Currently, our code uses the newer plinkio python library which enables us to read the files in line by line (or chunks) and insert the data into Numpy and subsequently Pandas dataframe. Although, currently we are dealing with a rather small dataset (1,000 by 10,500), for larger datasets we plan to implement the HDF5 protocol using PyTables and Pandas.
The advantage of Pandas is the ability to view and slice data without making copies. Moreover, we can embed identification, chromosome, and SNP information which yields to more efficient indexing and eliminates the need to constantly check the intersection between numerous plink files and bed file contents.

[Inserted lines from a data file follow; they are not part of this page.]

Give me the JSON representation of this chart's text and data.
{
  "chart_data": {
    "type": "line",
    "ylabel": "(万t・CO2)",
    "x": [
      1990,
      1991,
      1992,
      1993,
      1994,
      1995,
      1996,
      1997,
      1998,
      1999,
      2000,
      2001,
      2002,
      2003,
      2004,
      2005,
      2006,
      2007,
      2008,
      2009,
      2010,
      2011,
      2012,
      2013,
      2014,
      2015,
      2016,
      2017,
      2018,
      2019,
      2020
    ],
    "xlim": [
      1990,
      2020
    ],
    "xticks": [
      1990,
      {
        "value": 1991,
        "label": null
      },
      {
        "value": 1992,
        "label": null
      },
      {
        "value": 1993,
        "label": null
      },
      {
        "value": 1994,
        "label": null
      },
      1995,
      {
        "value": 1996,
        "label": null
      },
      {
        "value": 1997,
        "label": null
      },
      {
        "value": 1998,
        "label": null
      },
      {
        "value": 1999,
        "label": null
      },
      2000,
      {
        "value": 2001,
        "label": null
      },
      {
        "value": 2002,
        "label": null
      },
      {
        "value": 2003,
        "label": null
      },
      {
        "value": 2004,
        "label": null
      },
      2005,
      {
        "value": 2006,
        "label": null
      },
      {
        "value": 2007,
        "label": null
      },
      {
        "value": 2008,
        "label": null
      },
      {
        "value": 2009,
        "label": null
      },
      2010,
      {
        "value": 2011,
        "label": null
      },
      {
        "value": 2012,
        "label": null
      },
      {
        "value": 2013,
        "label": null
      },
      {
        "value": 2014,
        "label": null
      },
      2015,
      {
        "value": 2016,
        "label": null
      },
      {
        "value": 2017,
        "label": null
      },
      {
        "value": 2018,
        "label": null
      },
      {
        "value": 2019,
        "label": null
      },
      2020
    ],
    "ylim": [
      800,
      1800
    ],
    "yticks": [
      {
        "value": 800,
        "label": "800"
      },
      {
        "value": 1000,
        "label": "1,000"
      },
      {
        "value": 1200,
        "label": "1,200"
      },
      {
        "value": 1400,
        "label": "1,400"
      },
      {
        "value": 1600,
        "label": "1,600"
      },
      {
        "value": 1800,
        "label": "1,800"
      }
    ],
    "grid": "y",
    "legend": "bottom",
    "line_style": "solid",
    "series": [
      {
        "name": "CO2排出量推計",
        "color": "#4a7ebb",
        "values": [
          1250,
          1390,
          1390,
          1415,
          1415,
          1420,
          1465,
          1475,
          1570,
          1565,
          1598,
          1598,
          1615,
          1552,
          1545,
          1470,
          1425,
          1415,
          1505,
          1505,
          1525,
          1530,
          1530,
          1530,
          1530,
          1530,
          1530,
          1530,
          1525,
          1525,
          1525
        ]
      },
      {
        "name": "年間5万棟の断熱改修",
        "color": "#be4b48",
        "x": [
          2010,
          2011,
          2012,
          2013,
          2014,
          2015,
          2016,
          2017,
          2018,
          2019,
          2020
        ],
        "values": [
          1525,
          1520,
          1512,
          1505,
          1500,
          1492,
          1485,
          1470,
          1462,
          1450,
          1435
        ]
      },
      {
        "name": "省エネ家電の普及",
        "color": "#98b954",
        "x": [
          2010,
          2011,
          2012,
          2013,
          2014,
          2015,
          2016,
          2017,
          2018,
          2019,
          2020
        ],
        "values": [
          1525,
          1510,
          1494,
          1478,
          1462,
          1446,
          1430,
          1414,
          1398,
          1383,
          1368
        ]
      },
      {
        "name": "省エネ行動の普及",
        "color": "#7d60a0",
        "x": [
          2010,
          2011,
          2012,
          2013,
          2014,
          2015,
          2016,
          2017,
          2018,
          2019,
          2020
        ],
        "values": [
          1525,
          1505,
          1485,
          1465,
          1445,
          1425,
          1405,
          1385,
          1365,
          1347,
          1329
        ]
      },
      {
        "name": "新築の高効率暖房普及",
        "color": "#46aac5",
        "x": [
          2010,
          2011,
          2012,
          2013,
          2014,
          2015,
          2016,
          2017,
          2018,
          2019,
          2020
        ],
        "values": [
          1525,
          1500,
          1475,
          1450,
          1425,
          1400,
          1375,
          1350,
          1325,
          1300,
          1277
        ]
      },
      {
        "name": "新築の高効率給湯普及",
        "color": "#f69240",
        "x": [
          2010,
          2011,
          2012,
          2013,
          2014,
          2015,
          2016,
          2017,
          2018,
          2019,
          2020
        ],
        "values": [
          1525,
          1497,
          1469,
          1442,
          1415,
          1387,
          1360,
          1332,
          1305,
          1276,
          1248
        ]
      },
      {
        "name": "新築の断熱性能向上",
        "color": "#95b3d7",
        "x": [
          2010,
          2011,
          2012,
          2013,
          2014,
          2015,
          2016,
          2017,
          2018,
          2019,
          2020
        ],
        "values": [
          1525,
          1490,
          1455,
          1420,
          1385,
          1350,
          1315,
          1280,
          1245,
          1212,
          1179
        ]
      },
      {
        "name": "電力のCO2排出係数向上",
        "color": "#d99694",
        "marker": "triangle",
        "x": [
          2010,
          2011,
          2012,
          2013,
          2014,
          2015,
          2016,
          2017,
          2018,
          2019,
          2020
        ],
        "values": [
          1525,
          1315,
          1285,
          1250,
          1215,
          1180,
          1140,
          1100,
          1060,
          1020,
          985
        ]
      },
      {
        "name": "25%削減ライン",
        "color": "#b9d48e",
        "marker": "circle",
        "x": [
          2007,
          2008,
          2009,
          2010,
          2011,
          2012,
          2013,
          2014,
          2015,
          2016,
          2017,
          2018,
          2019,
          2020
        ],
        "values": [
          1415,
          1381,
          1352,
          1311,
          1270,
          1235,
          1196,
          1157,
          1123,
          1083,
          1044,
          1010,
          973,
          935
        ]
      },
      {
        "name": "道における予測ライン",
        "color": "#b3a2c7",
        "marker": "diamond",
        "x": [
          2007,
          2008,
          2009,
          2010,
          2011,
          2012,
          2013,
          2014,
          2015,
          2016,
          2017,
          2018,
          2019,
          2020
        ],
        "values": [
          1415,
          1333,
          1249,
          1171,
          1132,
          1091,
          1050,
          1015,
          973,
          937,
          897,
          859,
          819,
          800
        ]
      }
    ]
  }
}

The largest obstacle to quick implementation of the LEAP algorithm are its present dependencies on Fortran libraries and compilers through its use of fastLMM, scipy.linalg.blas, and other obscurities. Consequently, one of our goals is to be able to run LEAP efficiently without recourse to these elements. However, more importantly is an inability to directly replicate the original LEAP code due to our inability to use some functions or read the code. In the latter case, the fact that functions are scattered about 3 or 4 separate files and do not include INPUT/OUTPUT descriptions made the code painstakingly difficult to compherend. Unfortunately, the paper describing the algorithm is equally good at obscuring many of these details.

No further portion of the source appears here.